Obviously, my statement is not a full proposal for a specific law, but rather
a starting point. There is certainly a level of nuance (as there is with all
laws), but, I think it comes down to the difference between publishing content
you know to be false for matters of personal gain, manipulation, malice, etc.

To be a practical law it would need some sort of clause akin to separate the
'actus rea' from the 'mens rea' as well as the impact.

Consider cases in libel. The 'actus rea' (the actual act of committing libel)
and saying something defamatory about someone that you believe to be true, is
different than the libel which has the 'mens rea' (forethought of the action)
in which you made claims you knew to be false but did so for a negative impact
against someone else.

The 'actus rea' alone is often swept under the rug with a slap on the wrist,
unless the plaintiff proves substantial damages from the act itself. That
qualifier can make it a criminal act even without the 'mens rea'.

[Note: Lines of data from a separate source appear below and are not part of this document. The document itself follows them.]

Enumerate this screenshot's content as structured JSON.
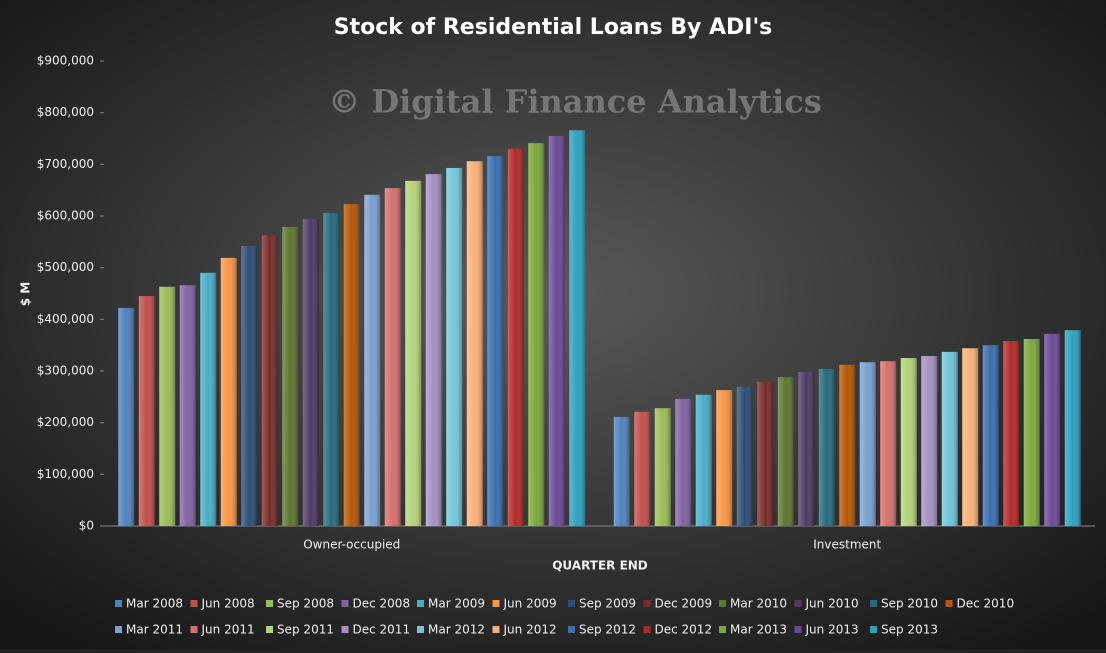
{
  "chart_data": {
    "type": "bar",
    "title": "Stock of Residential Loans By ADI's",
    "watermark": "© Digital Finance Analytics",
    "y_label": "$ M",
    "x_label": "QUARTER  END",
    "categories": [
      "Owner-occupied",
      "Investment"
    ],
    "ylim": [
      0,
      900000
    ],
    "yticks": [
      {
        "value": 0,
        "label": "$0"
      },
      {
        "value": 100000,
        "label": "$100,000"
      },
      {
        "value": 200000,
        "label": "$200,000"
      },
      {
        "value": 300000,
        "label": "$300,000"
      },
      {
        "value": 400000,
        "label": "$400,000"
      },
      {
        "value": 500000,
        "label": "$500,000"
      },
      {
        "value": 600000,
        "label": "$600,000"
      },
      {
        "value": 700000,
        "label": "$700,000"
      },
      {
        "value": 800000,
        "label": "$800,000"
      },
      {
        "value": 900000,
        "label": "$900,000"
      }
    ],
    "grid": false,
    "legend": "bottom",
    "series": [
      {
        "name": "Mar 2008",
        "color": "#4f81bd",
        "values": [
          422000,
          211000
        ]
      },
      {
        "name": "Jun 2008",
        "color": "#c0504d",
        "values": [
          445000,
          221000
        ]
      },
      {
        "name": "Sep 2008",
        "color": "#9bbb59",
        "values": [
          463000,
          228000
        ]
      },
      {
        "name": "Dec 2008",
        "color": "#8064a2",
        "values": [
          466000,
          246000
        ]
      },
      {
        "name": "Mar 2009",
        "color": "#4bacc6",
        "values": [
          490000,
          254000
        ]
      },
      {
        "name": "Jun 2009",
        "color": "#f79646",
        "values": [
          519000,
          263000
        ]
      },
      {
        "name": "Sep 2009",
        "color": "#2c4d75",
        "values": [
          542000,
          269000
        ]
      },
      {
        "name": "Dec 2009",
        "color": "#772c2a",
        "values": [
          563000,
          279000
        ]
      },
      {
        "name": "Mar 2010",
        "color": "#5f7530",
        "values": [
          579000,
          288000
        ]
      },
      {
        "name": "Jun 2010",
        "color": "#4d3b62",
        "values": [
          594000,
          298000
        ]
      },
      {
        "name": "Sep 2010",
        "color": "#276a7c",
        "values": [
          606000,
          304000
        ]
      },
      {
        "name": "Dec 2010",
        "color": "#b65708",
        "values": [
          623000,
          312000
        ]
      },
      {
        "name": "Mar 2011",
        "color": "#7c9fd1",
        "values": [
          641000,
          317000
        ]
      },
      {
        "name": "Jun 2011",
        "color": "#d46f6c",
        "values": [
          654000,
          319000
        ]
      },
      {
        "name": "Sep 2011",
        "color": "#b4d27b",
        "values": [
          668000,
          325000
        ]
      },
      {
        "name": "Dec 2011",
        "color": "#a491c2",
        "values": [
          681000,
          329000
        ]
      },
      {
        "name": "Mar 2012",
        "color": "#71c6da",
        "values": [
          693000,
          337000
        ]
      },
      {
        "name": "Jun 2012",
        "color": "#f9b078",
        "values": [
          706000,
          344000
        ]
      },
      {
        "name": "Sep 2012",
        "color": "#3a6db0",
        "values": [
          716000,
          350000
        ]
      },
      {
        "name": "Dec 2012",
        "color": "#b02a27",
        "values": [
          730000,
          358000
        ]
      },
      {
        "name": "Mar 2013",
        "color": "#7ba83b",
        "values": [
          741000,
          362000
        ]
      },
      {
        "name": "Jun 2013",
        "color": "#6a4a96",
        "values": [
          755000,
          372000
        ]
      },
      {
        "name": "Sep 2013",
        "color": "#2ea0bf",
        "values": [
          766000,
          379000
        ]
      }
    ]
  }
}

I agree, there is a lot of nuance to tease out in such a legal concept. My
retort to the other commentator was more that if you are going to say
something is a bad idea, you have to put forth why and not just put forth
rhetoric!

But, once again, I wholeheartedly agree with your examples. I couldn't call
for a law that compels the truth. Just something that prevents false
publication with the intent to deceive people that it is real for the purposes
of malice or ill-gotten self-gain.

------
garysieling
I'd like to see a dataset like this that includes email forwards, e.g. from
Snopes.

------
solotronics
nice! the digital equivalent of safe spaces. perfect for when I want to only
hear opinions that conform to my own.